Subsidiary | |
Industry | Food processing |
Founded | Battle Creek, Michigan, U.S. (1895 ) |
Founder | C. W. Post |
Headquarters | Lakeville, Minnesota |
Products | Breakfast cereals and granola |
Parent | Post Holdings |
Website | postfoods.com |
Post Consumer Brands (previously Post Cereals and Postum Cereals) is an American consumer cereal brand that includes Honey Bunches of Oats, Pebbles, Great Grains, Post Shredded Wheat, Post Raisin Bran, Grape-Nuts, Honeycomb, Frosted Mini Spooners, Golden Puffs, Oh's, Cinnamon Toasters, Fruity Dyno-Bites, Cocoa Dyno-Bites, Berry Colossal Crunch and Malt-O-Meal hot wheat cereal.
Post was founded by C. W. Post in 1895 with the first Postum, a "cereal beverage," developed by Post in Battle Creek, Michigan. Post was a patient at the Battle Creek Sanitarium and was inspired by the diet there to start his food company. The first cereal, Grape-Nuts, was developed in 1897 followed by Elijah's Manna in 1904 which was renamed Post Toasties in 1908.
In 1907 Collier's Weekly published an article questioning the claim made in advertisements for Grape Nuts that it could cure appendicitis. C. W. Post responded with advertisements questioning the mental capacity of the article's author, and Collier's Weekly sued for libel. The case was heard in 1910, and Post was fined $50,000. The decision was overturned on appeal, but advertisements for Postum products stopped making such claims.
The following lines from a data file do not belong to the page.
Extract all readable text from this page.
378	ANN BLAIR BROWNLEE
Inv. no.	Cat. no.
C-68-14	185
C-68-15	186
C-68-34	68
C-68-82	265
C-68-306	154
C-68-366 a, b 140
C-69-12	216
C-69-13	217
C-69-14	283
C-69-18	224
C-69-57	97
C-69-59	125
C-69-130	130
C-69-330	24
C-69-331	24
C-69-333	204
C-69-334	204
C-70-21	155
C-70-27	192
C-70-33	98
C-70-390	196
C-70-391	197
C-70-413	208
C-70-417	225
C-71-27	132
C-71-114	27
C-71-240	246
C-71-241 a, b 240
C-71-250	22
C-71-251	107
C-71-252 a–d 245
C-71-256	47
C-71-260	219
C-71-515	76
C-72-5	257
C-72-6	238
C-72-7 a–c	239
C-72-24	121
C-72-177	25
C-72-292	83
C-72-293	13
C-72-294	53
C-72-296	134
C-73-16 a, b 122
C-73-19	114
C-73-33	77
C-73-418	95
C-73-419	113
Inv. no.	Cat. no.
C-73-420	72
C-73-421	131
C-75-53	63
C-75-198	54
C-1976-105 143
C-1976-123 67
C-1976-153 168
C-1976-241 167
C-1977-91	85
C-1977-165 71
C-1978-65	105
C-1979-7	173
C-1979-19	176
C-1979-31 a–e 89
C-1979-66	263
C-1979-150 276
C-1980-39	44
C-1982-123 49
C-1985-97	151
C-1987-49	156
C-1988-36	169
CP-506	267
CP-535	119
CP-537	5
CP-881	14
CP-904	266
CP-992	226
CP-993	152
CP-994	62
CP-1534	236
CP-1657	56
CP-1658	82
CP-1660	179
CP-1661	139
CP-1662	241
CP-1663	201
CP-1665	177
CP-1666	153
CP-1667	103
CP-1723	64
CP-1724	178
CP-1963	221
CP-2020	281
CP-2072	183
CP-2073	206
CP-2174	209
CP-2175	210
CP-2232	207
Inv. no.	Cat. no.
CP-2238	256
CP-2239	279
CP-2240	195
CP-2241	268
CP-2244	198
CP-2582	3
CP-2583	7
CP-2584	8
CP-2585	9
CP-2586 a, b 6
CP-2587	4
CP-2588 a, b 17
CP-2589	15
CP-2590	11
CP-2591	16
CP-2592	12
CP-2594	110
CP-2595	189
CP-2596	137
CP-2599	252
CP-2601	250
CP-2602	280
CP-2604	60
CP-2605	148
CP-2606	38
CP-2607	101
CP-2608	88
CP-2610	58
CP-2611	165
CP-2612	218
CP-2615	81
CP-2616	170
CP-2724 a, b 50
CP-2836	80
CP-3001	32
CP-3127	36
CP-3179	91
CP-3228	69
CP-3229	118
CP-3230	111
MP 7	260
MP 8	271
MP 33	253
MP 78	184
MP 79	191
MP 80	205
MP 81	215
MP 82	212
The Postum Cereals company, after acquiring Jell-O gelatin in 1925, Baker's Chocolate in 1927, Maxwell House coffee in 1928, and other food brands, changed its name to General Foods Corporation in 1929. By far the most important acquisition of 1929 was of the frozen-food company owned by Clarence Birdseye, called General Foods Company. Chairman E. F. Hutton changed the name to General Foods Corporation after the acquisition of Birdseye and eventually moved the corporate headquarters to Park Avenue in New York City. General Foods was acquired by Philip Morris Companies in 1985.